This guy is NAILS on embryonic stem cell research
Posted: Fri Jun 17, 2005 1:56 pm
Jonah Goldberg at National Review Online:
RACK him!!!The OverCell
Federalism and human life.
Do human embryos have a moral status that obliges us to treat them as something a bit more sacred than tinker toys?
My personal answer is yes. But after three decades of debate on life issues, I'm pessimistic that many Americans who disagree can be persuaded otherwise.
The moral status of embryos — like the status of fetuses or teenagers — is ultimately a matter of faith, of first principles. Those who make utilitarian arguments for euthanasia, abortion or, for that matter, genocide can be perfectly "rational" in the sense that they can employ logic with the best of them. They simply start from different moral assumptions. Nazis and Communists killed millions and they could be very logical in their justifications — but logical in that whole evil genius sense. On the other side of the spectrum, pro-life, Buddhist vegans — who literally wouldn't hurt a fly — can be very logical, too. They just follow a different set of assumptions. One could say it's a sign of moral progress that we've at least shunted our debates over who has a right to life to murderers, the unborn and the very, very ill.
Or maybe not. Regardless, the moral debate often overshadows more practical arguments.
During the 2004 presidential campaign, John Kerry and his supporters complained that President Bush had "banned" embryonic-stem-cell research. John Kerry proclaimed, "Here in America we don't sacrifice science for ideology" — a deeply ideological point itself, when you think about it. Ron Reagan, a very liberal former dog-show announcer and ballet dancer who happens to share the name of his late father, was proclaimed a walking profile in courage for exploiting his father's memory in order to support the Democrats on the issue of embryonic stem cell research. At the Democratic Convention, he suggested that if Democrats were in power, then perhaps in a decade or so you could have your very own "personal biological repair kit waiting for you at the hospital." People with Alzheimer's, Parkinson's, or various other calamitous and heartbreaking diseases could simply get an injection and be "cured." It's not "magic," Reagan promised, but simply the "medicine of the future."
Another popular line of argument was that America would fall behind the rest of world as a leader in science, ceding pole position to Europe, South Korea, or China.
Much of the mainstream media was so convinced by this sort of thinking that for a while political analysts — and the Kerry campaign — were claiming that the stem-cell issue would decide the election for the Democrats.
All of this was suffused with bad faith. Ron Reagan's pandering to the false hopes of desperate families was disgusting. Moreover, Bush didn't ban embryonic-stem-cell research — he regulated federal funding of it. Public funding of adult-stem-cell research and private embryonic-stem-cell research were left untouched.

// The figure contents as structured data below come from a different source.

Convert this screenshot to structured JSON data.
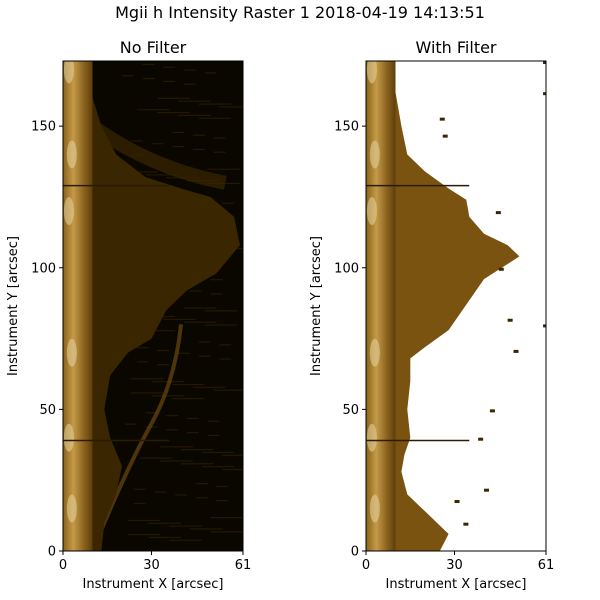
{
  "figure": {
    "title": "Mgii h Intensity Raster 1 2018-04-19 14:13:51"
  },
  "chart_data": [
    {
      "type": "heatmap",
      "title": "No Filter",
      "xlabel": "Instrument X [arcsec]",
      "ylabel": "Instrument Y [arcsec]",
      "xlim": [
        0,
        61
      ],
      "ylim": [
        0,
        173
      ],
      "xticks": [
        0,
        30,
        61
      ],
      "yticks": [
        0,
        50,
        100,
        150
      ],
      "colormap": [
        "#0a0700",
        "#3a2600",
        "#7a5310",
        "#b48a3a",
        "#e8d3a0"
      ],
      "masked": false
    },
    {
      "type": "heatmap",
      "title": "With Filter",
      "xlabel": "Instrument X [arcsec]",
      "ylabel": "Instrument Y [arcsec]",
      "xlim": [
        0,
        61
      ],
      "ylim": [
        0,
        173
      ],
      "xticks": [
        0,
        30,
        61
      ],
      "yticks": [
        0,
        50,
        100,
        150
      ],
      "colormap": [
        "#0a0700",
        "#3a2600",
        "#7a5310",
        "#b48a3a",
        "#e8d3a0"
      ],
      "masked": true
    }
  ]
}
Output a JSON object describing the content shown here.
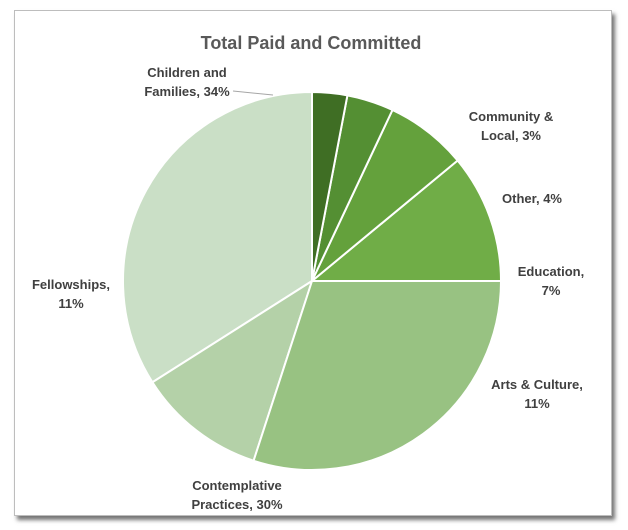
{
  "chart_data": {
    "type": "pie",
    "title": "Total Paid and Committed",
    "start_angle_deg": 90,
    "direction": "counterclockwise",
    "slices": [
      {
        "label_lines": [
          "Children and",
          "Families, 34%"
        ],
        "category": "Children and Families",
        "value": 34,
        "color": "#cadfc6",
        "label_position": "outside-leader"
      },
      {
        "label_lines": [
          "Fellowships,",
          "11%"
        ],
        "category": "Fellowships",
        "value": 11,
        "color": "#b4d1a8",
        "label_position": "outside"
      },
      {
        "label_lines": [
          "Contemplative",
          "Practices, 30%"
        ],
        "category": "Contemplative Practices",
        "value": 30,
        "color": "#98c282",
        "label_position": "outside"
      },
      {
        "label_lines": [
          "Arts & Culture,",
          "11%"
        ],
        "category": "Arts & Culture",
        "value": 11,
        "color": "#70ad47",
        "label_position": "outside"
      },
      {
        "label_lines": [
          "Education,",
          "7%"
        ],
        "category": "Education",
        "value": 7,
        "color": "#64a13c",
        "label_position": "outside"
      },
      {
        "label_lines": [
          "Other, 4%"
        ],
        "category": "Other",
        "value": 4,
        "color": "#548f33",
        "label_position": "outside"
      },
      {
        "label_lines": [
          "Community &",
          "Local, 3%"
        ],
        "category": "Community & Local",
        "value": 3,
        "color": "#3f6e24",
        "label_position": "outside"
      }
    ],
    "legend": "none",
    "slice_border_color": "#ffffff"
  }
}
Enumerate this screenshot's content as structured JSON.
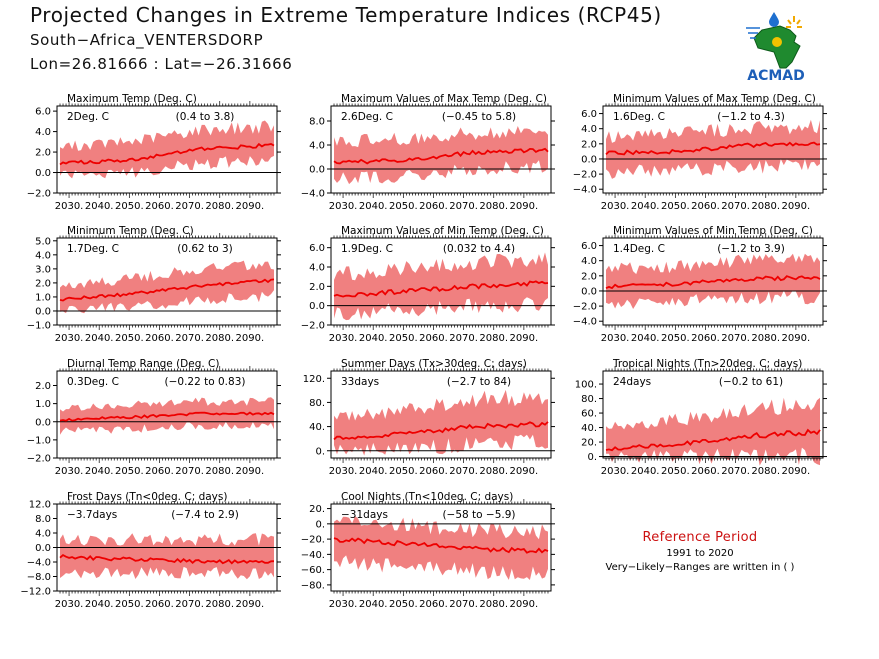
{
  "header": {
    "title": "Projected Changes in Extreme Temperature Indices (RCP45)",
    "subtitle": "South−Africa_VENTERSDORP",
    "coords": "Lon=26.81666 : Lat=−26.31666"
  },
  "logo": {
    "text": "ACMAD",
    "icon": "africa-map-logo-icon"
  },
  "reference": {
    "title": "Reference Period",
    "period": "1991 to 2020",
    "note": "Very−Likely−Ranges are written in ( )"
  },
  "colors": {
    "band": "#f08080",
    "line": "#ee0000",
    "ref_title": "#cc1111"
  },
  "chart_data": [
    {
      "type": "area",
      "title": "Maximum Temp (Deg. C)",
      "mean_label": "2Deg. C",
      "range_label": "(0.4 to 3.8)",
      "ylim": [
        -2,
        6.5
      ],
      "yticks": [
        -2,
        0,
        2,
        4,
        6
      ],
      "ytick_labels": [
        "−2.0",
        "0.0",
        "2.0",
        "4.0",
        "6.0"
      ],
      "xticks": [
        2030,
        2040,
        2050,
        2060,
        2070,
        2080,
        2090
      ],
      "xtick_labels": [
        "2030.",
        "2040.",
        "2050.",
        "2060.",
        "2070.",
        "2080.",
        "2090."
      ],
      "series": [
        {
          "values": [
            0.9,
            1.2,
            2.3,
            2.7
          ]
        },
        {
          "values": [
            -0.2,
            0.0,
            0.9,
            1.2
          ]
        },
        {
          "values": [
            2.5,
            3.0,
            4.2,
            4.5
          ]
        }
      ]
    },
    {
      "type": "area",
      "title": "Maximum Values of Max Temp (Deg. C)",
      "mean_label": "2.6Deg. C",
      "range_label": "(−0.45 to 5.8)",
      "ylim": [
        -4,
        10.5
      ],
      "yticks": [
        -4,
        0,
        4,
        8
      ],
      "ytick_labels": [
        "−4.0",
        "0.0",
        "4.0",
        "8.0"
      ],
      "xticks": [
        2030,
        2040,
        2050,
        2060,
        2070,
        2080,
        2090
      ],
      "xtick_labels": [
        "2030.",
        "2040.",
        "2050.",
        "2060.",
        "2070.",
        "2080.",
        "2090."
      ],
      "series": [
        {
          "values": [
            1.0,
            1.5,
            2.8,
            3.2
          ]
        },
        {
          "values": [
            -1.8,
            -1.2,
            0.0,
            0.5
          ]
        },
        {
          "values": [
            4.5,
            5.0,
            6.0,
            6.5
          ]
        }
      ]
    },
    {
      "type": "area",
      "title": "Minimum Values of Max Temp (Deg. C)",
      "mean_label": "1.6Deg. C",
      "range_label": "(−1.2 to 4.3)",
      "ylim": [
        -4.5,
        7
      ],
      "yticks": [
        -4,
        -2,
        0,
        2,
        4,
        6
      ],
      "ytick_labels": [
        "−4.0",
        "−2.0",
        "0.0",
        "2.0",
        "4.0",
        "6.0"
      ],
      "xticks": [
        2030,
        2040,
        2050,
        2060,
        2070,
        2080,
        2090
      ],
      "xtick_labels": [
        "2030.",
        "2040.",
        "2050.",
        "2060.",
        "2070.",
        "2080.",
        "2090."
      ],
      "series": [
        {
          "values": [
            0.8,
            1.0,
            1.8,
            2.1
          ]
        },
        {
          "values": [
            -1.8,
            -1.5,
            -1.0,
            -0.8
          ]
        },
        {
          "values": [
            3.0,
            3.3,
            4.0,
            4.4
          ]
        }
      ]
    },
    {
      "type": "area",
      "title": "Minimum Temp (Deg. C)",
      "mean_label": "1.7Deg. C",
      "range_label": "(0.62 to 3)",
      "ylim": [
        -1,
        5.2
      ],
      "yticks": [
        -1,
        0,
        1,
        2,
        3,
        4,
        5
      ],
      "ytick_labels": [
        "−1.0",
        "0.0",
        "1.0",
        "2.0",
        "3.0",
        "4.0",
        "5.0"
      ],
      "xticks": [
        2030,
        2040,
        2050,
        2060,
        2070,
        2080,
        2090
      ],
      "xtick_labels": [
        "2030.",
        "2040.",
        "2050.",
        "2060.",
        "2070.",
        "2080.",
        "2090."
      ],
      "series": [
        {
          "values": [
            0.8,
            1.2,
            1.8,
            2.2
          ]
        },
        {
          "values": [
            0.0,
            0.3,
            0.8,
            1.1
          ]
        },
        {
          "values": [
            1.8,
            2.3,
            3.0,
            3.4
          ]
        }
      ]
    },
    {
      "type": "area",
      "title": "Maximum Values of Min Temp (Deg. C)",
      "mean_label": "1.9Deg. C",
      "range_label": "(0.032 to 4.4)",
      "ylim": [
        -2,
        7
      ],
      "yticks": [
        -2,
        0,
        2,
        4,
        6
      ],
      "ytick_labels": [
        "−2.0",
        "0.0",
        "2.0",
        "4.0",
        "6.0"
      ],
      "xticks": [
        2030,
        2040,
        2050,
        2060,
        2070,
        2080,
        2090
      ],
      "xtick_labels": [
        "2030.",
        "2040.",
        "2050.",
        "2060.",
        "2070.",
        "2080.",
        "2090."
      ],
      "series": [
        {
          "values": [
            1.0,
            1.5,
            2.0,
            2.4
          ]
        },
        {
          "values": [
            -0.8,
            -0.5,
            0.0,
            0.3
          ]
        },
        {
          "values": [
            3.2,
            3.8,
            4.4,
            4.8
          ]
        }
      ]
    },
    {
      "type": "area",
      "title": "Minimum Values of Min Temp (Deg. C)",
      "mean_label": "1.4Deg. C",
      "range_label": "(−1.2 to 3.9)",
      "ylim": [
        -4.5,
        7
      ],
      "yticks": [
        -4,
        -2,
        0,
        2,
        4,
        6
      ],
      "ytick_labels": [
        "−4.0",
        "−2.0",
        "0.0",
        "2.0",
        "4.0",
        "6.0"
      ],
      "xticks": [
        2030,
        2040,
        2050,
        2060,
        2070,
        2080,
        2090
      ],
      "xtick_labels": [
        "2030.",
        "2040.",
        "2050.",
        "2060.",
        "2070.",
        "2080.",
        "2090."
      ],
      "series": [
        {
          "values": [
            0.5,
            0.9,
            1.6,
            1.8
          ]
        },
        {
          "values": [
            -1.8,
            -1.4,
            -0.9,
            -0.8
          ]
        },
        {
          "values": [
            2.8,
            3.3,
            4.0,
            4.3
          ]
        }
      ]
    },
    {
      "type": "area",
      "title": "Diurnal Temp Range (Deg. C)",
      "mean_label": "0.3Deg. C",
      "range_label": "(−0.22 to 0.83)",
      "ylim": [
        -2,
        2.8
      ],
      "yticks": [
        -2,
        -1,
        0,
        1,
        2
      ],
      "ytick_labels": [
        "−2.0",
        "−1.0",
        "0.0",
        "1.0",
        "2.0"
      ],
      "xticks": [
        2030,
        2040,
        2050,
        2060,
        2070,
        2080,
        2090
      ],
      "xtick_labels": [
        "2030.",
        "2040.",
        "2050.",
        "2060.",
        "2070.",
        "2080.",
        "2090."
      ],
      "series": [
        {
          "values": [
            0.1,
            0.25,
            0.45,
            0.45
          ]
        },
        {
          "values": [
            -0.5,
            -0.4,
            -0.2,
            -0.2
          ]
        },
        {
          "values": [
            0.7,
            0.9,
            1.1,
            1.1
          ]
        }
      ]
    },
    {
      "type": "area",
      "title": "Summer Days (Tx>30deg. C; days)",
      "mean_label": "33days",
      "range_label": "(−2.7 to 84)",
      "ylim": [
        -12,
        132
      ],
      "yticks": [
        0,
        40,
        80,
        120
      ],
      "ytick_labels": [
        "0.",
        "40.",
        "80.",
        "120."
      ],
      "xticks": [
        2030,
        2040,
        2050,
        2060,
        2070,
        2080,
        2090
      ],
      "xtick_labels": [
        "2030.",
        "2040.",
        "2050.",
        "2060.",
        "2070.",
        "2080.",
        "2090."
      ],
      "series": [
        {
          "values": [
            20,
            28,
            40,
            45
          ]
        },
        {
          "values": [
            0,
            3,
            12,
            16
          ]
        },
        {
          "values": [
            55,
            68,
            85,
            90
          ]
        }
      ]
    },
    {
      "type": "area",
      "title": "Tropical Nights (Tn>20deg. C; days)",
      "mean_label": "24days",
      "range_label": "(−0.2 to 61)",
      "ylim": [
        -2,
        118
      ],
      "yticks": [
        0,
        20,
        40,
        60,
        80,
        100
      ],
      "ytick_labels": [
        "0.",
        "20.",
        "40.",
        "60.",
        "80.",
        "100."
      ],
      "xticks": [
        2030,
        2040,
        2050,
        2060,
        2070,
        2080,
        2090
      ],
      "xtick_labels": [
        "2030.",
        "2040.",
        "2050.",
        "2060.",
        "2070.",
        "2080.",
        "2090."
      ],
      "series": [
        {
          "values": [
            10,
            17,
            28,
            35
          ]
        },
        {
          "values": [
            0,
            0,
            0,
            0
          ]
        },
        {
          "values": [
            40,
            50,
            65,
            75
          ]
        }
      ]
    },
    {
      "type": "area",
      "title": "Frost Days (Tn<0deg. C; days)",
      "mean_label": "−3.7days",
      "range_label": "(−7.4 to 2.9)",
      "ylim": [
        -12,
        12
      ],
      "yticks": [
        -12,
        -8,
        -4,
        0,
        4,
        8,
        12
      ],
      "ytick_labels": [
        "−12.0",
        "−8.0",
        "−4.0",
        "0.0",
        "4.0",
        "8.0",
        "12.0"
      ],
      "xticks": [
        2030,
        2040,
        2050,
        2060,
        2070,
        2080,
        2090
      ],
      "xtick_labels": [
        "2030.",
        "2040.",
        "2050.",
        "2060.",
        "2070.",
        "2080.",
        "2090."
      ],
      "series": [
        {
          "values": [
            -2.5,
            -3.3,
            -3.8,
            -4.2
          ]
        },
        {
          "values": [
            -7.0,
            -7.0,
            -7.0,
            -7.0
          ]
        },
        {
          "values": [
            2.0,
            2.2,
            2.2,
            2.2
          ]
        }
      ]
    },
    {
      "type": "area",
      "title": "Cool Nights (Tn<10deg. C; days)",
      "mean_label": "−31days",
      "range_label": "(−58 to −5.9)",
      "ylim": [
        -88,
        26
      ],
      "yticks": [
        -80,
        -60,
        -40,
        -20,
        0,
        20
      ],
      "ytick_labels": [
        "−80.",
        "−60.",
        "−40.",
        "−20.",
        "0.",
        "20."
      ],
      "xticks": [
        2030,
        2040,
        2050,
        2060,
        2070,
        2080,
        2090
      ],
      "xtick_labels": [
        "2030.",
        "2040.",
        "2050.",
        "2060.",
        "2070.",
        "2080.",
        "2090."
      ],
      "series": [
        {
          "values": [
            -20,
            -26,
            -33,
            -36
          ]
        },
        {
          "values": [
            -50,
            -55,
            -62,
            -66
          ]
        },
        {
          "values": [
            5,
            -2,
            -8,
            -10
          ]
        }
      ]
    }
  ]
}
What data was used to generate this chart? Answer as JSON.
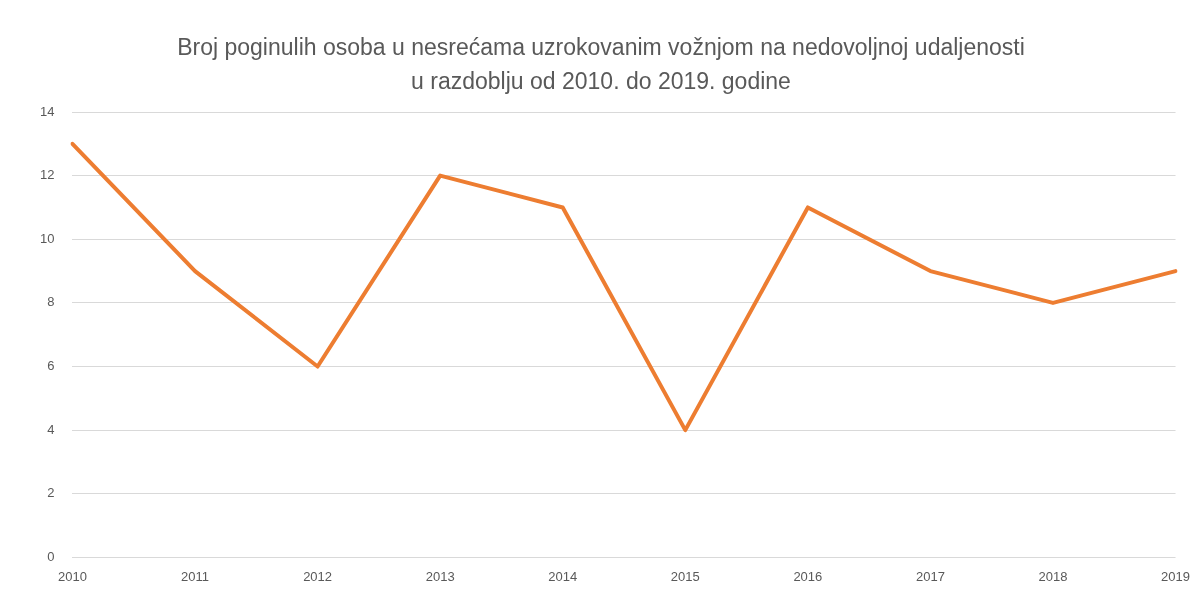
{
  "chart_data": {
    "type": "line",
    "title": "Broj poginulih osoba u nesrećama uzrokovanim vožnjom na nedovoljnoj udaljenosti u razdoblju od 2010. do 2019. godine",
    "categories": [
      "2010",
      "2011",
      "2012",
      "2013",
      "2014",
      "2015",
      "2016",
      "2017",
      "2018",
      "2019"
    ],
    "series": [
      {
        "color": "#ed7d31",
        "values": [
          13,
          9,
          6,
          12,
          11,
          4,
          11,
          9,
          8,
          9
        ]
      }
    ],
    "ylim": [
      0,
      14
    ],
    "yticks": [
      0,
      2,
      4,
      6,
      8,
      10,
      12,
      14
    ],
    "grid": "y",
    "legend": false,
    "marker": "none",
    "line_style": "solid"
  }
}
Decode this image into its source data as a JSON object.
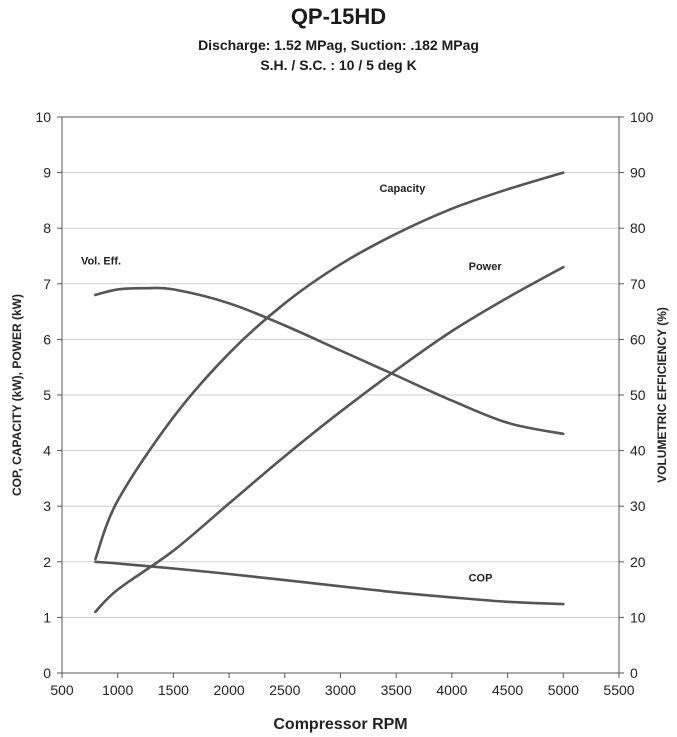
{
  "chart_data": {
    "type": "line",
    "title": "QP-15HD",
    "subtitle_lines": [
      "Discharge: 1.52 MPag, Suction: .182 MPag",
      "S.H. / S.C. : 10 / 5 deg K"
    ],
    "xlabel": "Compressor RPM",
    "ylabel": "COP, CAPACITY (kW), POWER (kW)",
    "y2label": "VOLUMETRIC EFFICIENCY (%)",
    "xlim": [
      500,
      5500
    ],
    "ylim": [
      0,
      10
    ],
    "y2lim": [
      0,
      100
    ],
    "xticks": [
      500,
      1000,
      1500,
      2000,
      2500,
      3000,
      3500,
      4000,
      4500,
      5000,
      5500
    ],
    "yticks": [
      0,
      1,
      2,
      3,
      4,
      5,
      6,
      7,
      8,
      9,
      10
    ],
    "y2ticks": [
      0,
      10,
      20,
      30,
      40,
      50,
      60,
      70,
      80,
      90,
      100
    ],
    "grid": "horizontal",
    "series": [
      {
        "name": "Capacity",
        "axis": "left",
        "x": [
          800,
          1000,
          1500,
          2000,
          2500,
          3000,
          3500,
          4000,
          4500,
          5000
        ],
        "values": [
          2.05,
          3.1,
          4.6,
          5.75,
          6.65,
          7.35,
          7.9,
          8.35,
          8.7,
          9.0
        ]
      },
      {
        "name": "Power",
        "axis": "left",
        "x": [
          800,
          1000,
          1500,
          2000,
          2500,
          3000,
          3500,
          4000,
          4500,
          5000
        ],
        "values": [
          1.1,
          1.5,
          2.2,
          3.05,
          3.9,
          4.7,
          5.45,
          6.15,
          6.75,
          7.3
        ]
      },
      {
        "name": "COP",
        "axis": "left",
        "x": [
          800,
          1000,
          1500,
          2000,
          2500,
          3000,
          3500,
          4000,
          4500,
          5000
        ],
        "values": [
          2.0,
          1.97,
          1.88,
          1.78,
          1.67,
          1.56,
          1.45,
          1.36,
          1.28,
          1.24
        ]
      },
      {
        "name": "Vol. Eff.",
        "axis": "right",
        "x": [
          800,
          1000,
          1250,
          1500,
          2000,
          2500,
          3000,
          3500,
          4000,
          4500,
          5000
        ],
        "values": [
          68,
          69,
          69.2,
          69,
          66.5,
          62.5,
          58,
          53.5,
          49,
          45,
          43
        ]
      }
    ],
    "annotations": [
      {
        "text": "Capacity",
        "x": 3350,
        "y": 8.65
      },
      {
        "text": "Power",
        "x": 4150,
        "y": 7.25
      },
      {
        "text": "Vol. Eff.",
        "x": 670,
        "y": 7.35
      },
      {
        "text": "COP",
        "x": 4150,
        "y": 1.65
      }
    ]
  }
}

Meanwhile, an article in the May/June issue of Foreign Policy by Robert L. Paarlberg, reports that America is still leading the world in embryonic-stem-cell research. Many European countries — which were supposed to have eaten our lunch in this area — actually have vastly more restrictive laws than our own. There's been virtually no brain drain of American scientists fleeing to more hospitable climes, while thousands of European scientists have fled their own bureaucratic and restrictive lands to work in America. Pharmaceutical and biotech R&D investment is flying into the United States. And many states, led by California, are spending billions to make up for the perceived shortfall from the feds.
This is the great irony of the whole debate. What offends some liberals is that the federal government isn't involved — and the federal government should do whatever they think is good. Leaving this to the states and the private sector is just too unsatisfying. Meanwhile, some pro-life conservatives who would like to see a far more comprehensive ban on the practice are largely powerless to affect the course of the research at all now that it's out of Washington's hands.
And that's as it should be. Federalism — sending tough issues to the lowest, most local levels possible — is the best compromise one can ask for when dealing with such issues. The alternative is to ask the federal government almost literally to split the baby. Sure, more federal funding might advance the science a bit faster. But the current system has one great advantage. It doesn't force people who think human life is precious to pay for its destruction.